I exchanged glances with Mike. “Someone had an accident, okay? No one you know. The police came. They had to do interviews, take IDs. It’s good that you
and
your father were gone by then. As you know, your dad doesn’t react well to authority—and you need to return to France very soon. The whole thing might have held you up.”
“Oh,
merde
! You are
so
right! After what I went though with Chef Keitel’s death, I absolutely hate dealing with the police!” Joy froze. Cringing slightly, she cast an apologetic expression Mike’s way. “I mean except for you and Franco. I don’t hate you guys.”
“I know.” Mike patted her shoulder. “Don’t worry about it.”

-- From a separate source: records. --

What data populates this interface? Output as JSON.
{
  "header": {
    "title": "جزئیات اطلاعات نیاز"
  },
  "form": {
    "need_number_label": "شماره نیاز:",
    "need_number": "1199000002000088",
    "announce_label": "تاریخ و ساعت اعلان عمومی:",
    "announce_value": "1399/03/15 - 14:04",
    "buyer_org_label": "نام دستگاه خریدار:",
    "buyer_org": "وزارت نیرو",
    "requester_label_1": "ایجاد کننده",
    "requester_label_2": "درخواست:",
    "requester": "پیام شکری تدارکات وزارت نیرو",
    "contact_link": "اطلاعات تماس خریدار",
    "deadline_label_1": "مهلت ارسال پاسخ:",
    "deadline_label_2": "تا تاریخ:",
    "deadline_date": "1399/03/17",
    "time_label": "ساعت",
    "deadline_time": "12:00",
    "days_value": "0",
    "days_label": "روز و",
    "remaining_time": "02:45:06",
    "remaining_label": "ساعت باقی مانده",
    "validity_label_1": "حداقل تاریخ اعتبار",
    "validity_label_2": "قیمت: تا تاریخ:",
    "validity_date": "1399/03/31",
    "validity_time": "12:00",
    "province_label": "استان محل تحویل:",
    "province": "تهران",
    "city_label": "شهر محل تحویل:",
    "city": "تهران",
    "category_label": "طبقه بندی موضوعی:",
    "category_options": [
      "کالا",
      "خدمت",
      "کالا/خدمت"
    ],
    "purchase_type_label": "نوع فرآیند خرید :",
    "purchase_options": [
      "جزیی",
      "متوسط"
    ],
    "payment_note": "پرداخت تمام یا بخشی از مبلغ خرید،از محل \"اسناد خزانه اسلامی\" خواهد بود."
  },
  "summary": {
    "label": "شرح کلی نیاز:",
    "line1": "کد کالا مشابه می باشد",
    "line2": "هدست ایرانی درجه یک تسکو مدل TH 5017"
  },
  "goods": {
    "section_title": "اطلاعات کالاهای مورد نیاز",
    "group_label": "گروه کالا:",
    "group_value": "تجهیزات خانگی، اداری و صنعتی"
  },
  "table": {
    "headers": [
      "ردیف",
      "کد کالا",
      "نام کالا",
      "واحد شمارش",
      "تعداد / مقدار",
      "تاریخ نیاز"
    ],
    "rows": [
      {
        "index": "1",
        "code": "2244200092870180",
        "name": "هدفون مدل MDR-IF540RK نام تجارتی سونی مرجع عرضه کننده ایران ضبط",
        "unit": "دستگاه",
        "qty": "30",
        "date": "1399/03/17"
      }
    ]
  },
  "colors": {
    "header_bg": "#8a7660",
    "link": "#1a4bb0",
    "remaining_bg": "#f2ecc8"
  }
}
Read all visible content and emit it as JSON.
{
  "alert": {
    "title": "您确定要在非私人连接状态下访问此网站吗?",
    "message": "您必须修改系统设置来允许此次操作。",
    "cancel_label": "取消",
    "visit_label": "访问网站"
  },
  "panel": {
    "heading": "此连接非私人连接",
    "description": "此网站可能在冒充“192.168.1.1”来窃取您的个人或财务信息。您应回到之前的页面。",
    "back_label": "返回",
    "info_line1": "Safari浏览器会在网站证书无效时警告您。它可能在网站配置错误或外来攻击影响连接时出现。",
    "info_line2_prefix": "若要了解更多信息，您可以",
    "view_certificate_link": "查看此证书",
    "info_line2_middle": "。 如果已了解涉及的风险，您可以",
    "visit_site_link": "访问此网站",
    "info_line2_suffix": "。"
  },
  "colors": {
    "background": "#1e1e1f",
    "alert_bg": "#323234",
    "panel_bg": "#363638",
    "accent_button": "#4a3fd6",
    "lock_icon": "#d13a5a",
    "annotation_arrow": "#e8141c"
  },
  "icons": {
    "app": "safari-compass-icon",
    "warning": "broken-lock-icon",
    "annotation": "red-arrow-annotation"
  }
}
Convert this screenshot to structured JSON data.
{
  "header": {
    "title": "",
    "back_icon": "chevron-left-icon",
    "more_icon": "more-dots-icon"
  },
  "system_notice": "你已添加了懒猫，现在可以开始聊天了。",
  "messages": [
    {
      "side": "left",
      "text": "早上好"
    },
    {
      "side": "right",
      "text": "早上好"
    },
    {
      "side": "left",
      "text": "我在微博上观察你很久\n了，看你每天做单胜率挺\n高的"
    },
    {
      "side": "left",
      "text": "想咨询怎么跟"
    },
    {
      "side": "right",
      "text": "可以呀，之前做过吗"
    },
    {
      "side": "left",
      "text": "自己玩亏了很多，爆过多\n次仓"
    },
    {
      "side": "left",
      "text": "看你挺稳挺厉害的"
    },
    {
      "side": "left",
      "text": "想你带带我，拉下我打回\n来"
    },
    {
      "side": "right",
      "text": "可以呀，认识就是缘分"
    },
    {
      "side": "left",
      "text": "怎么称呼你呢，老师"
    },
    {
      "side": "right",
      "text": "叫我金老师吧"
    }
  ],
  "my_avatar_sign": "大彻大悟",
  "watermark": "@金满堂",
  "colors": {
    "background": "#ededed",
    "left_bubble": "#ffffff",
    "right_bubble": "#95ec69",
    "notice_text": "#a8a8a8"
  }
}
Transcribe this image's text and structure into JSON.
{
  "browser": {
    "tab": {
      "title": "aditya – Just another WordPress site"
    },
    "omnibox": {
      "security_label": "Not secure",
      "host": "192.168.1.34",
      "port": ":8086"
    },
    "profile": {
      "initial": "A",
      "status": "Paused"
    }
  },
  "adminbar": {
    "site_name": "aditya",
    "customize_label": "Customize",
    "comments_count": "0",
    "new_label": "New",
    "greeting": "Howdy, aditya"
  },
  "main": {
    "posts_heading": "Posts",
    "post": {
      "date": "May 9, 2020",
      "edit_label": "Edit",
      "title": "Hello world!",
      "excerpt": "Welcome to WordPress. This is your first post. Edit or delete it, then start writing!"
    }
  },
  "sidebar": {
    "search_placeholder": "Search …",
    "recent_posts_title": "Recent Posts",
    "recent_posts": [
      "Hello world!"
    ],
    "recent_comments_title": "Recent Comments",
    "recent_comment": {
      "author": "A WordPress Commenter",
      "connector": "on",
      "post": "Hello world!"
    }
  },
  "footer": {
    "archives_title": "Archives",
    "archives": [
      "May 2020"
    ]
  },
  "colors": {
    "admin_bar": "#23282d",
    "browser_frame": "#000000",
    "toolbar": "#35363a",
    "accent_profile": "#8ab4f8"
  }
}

“Okay, honey, you’ve had a long day.” I hugged Joy again. “The guest room bed is all ready for you.”
“Thanks, Mom. I love you.”
“I love you, too.”
“Good night, Mike.”
“Good night.”
Joy gave him a hug, too. I was surprised how much it warmed my heart.
When she headed upstairs, Mike shrugged off his beautiful blue suit jacket, threw it over a chair. For the briefest moment, the sight of his shoulder holster and weapon actually startled me. It was easy to forget what kind of weight Quinn carried around with him all day, every day.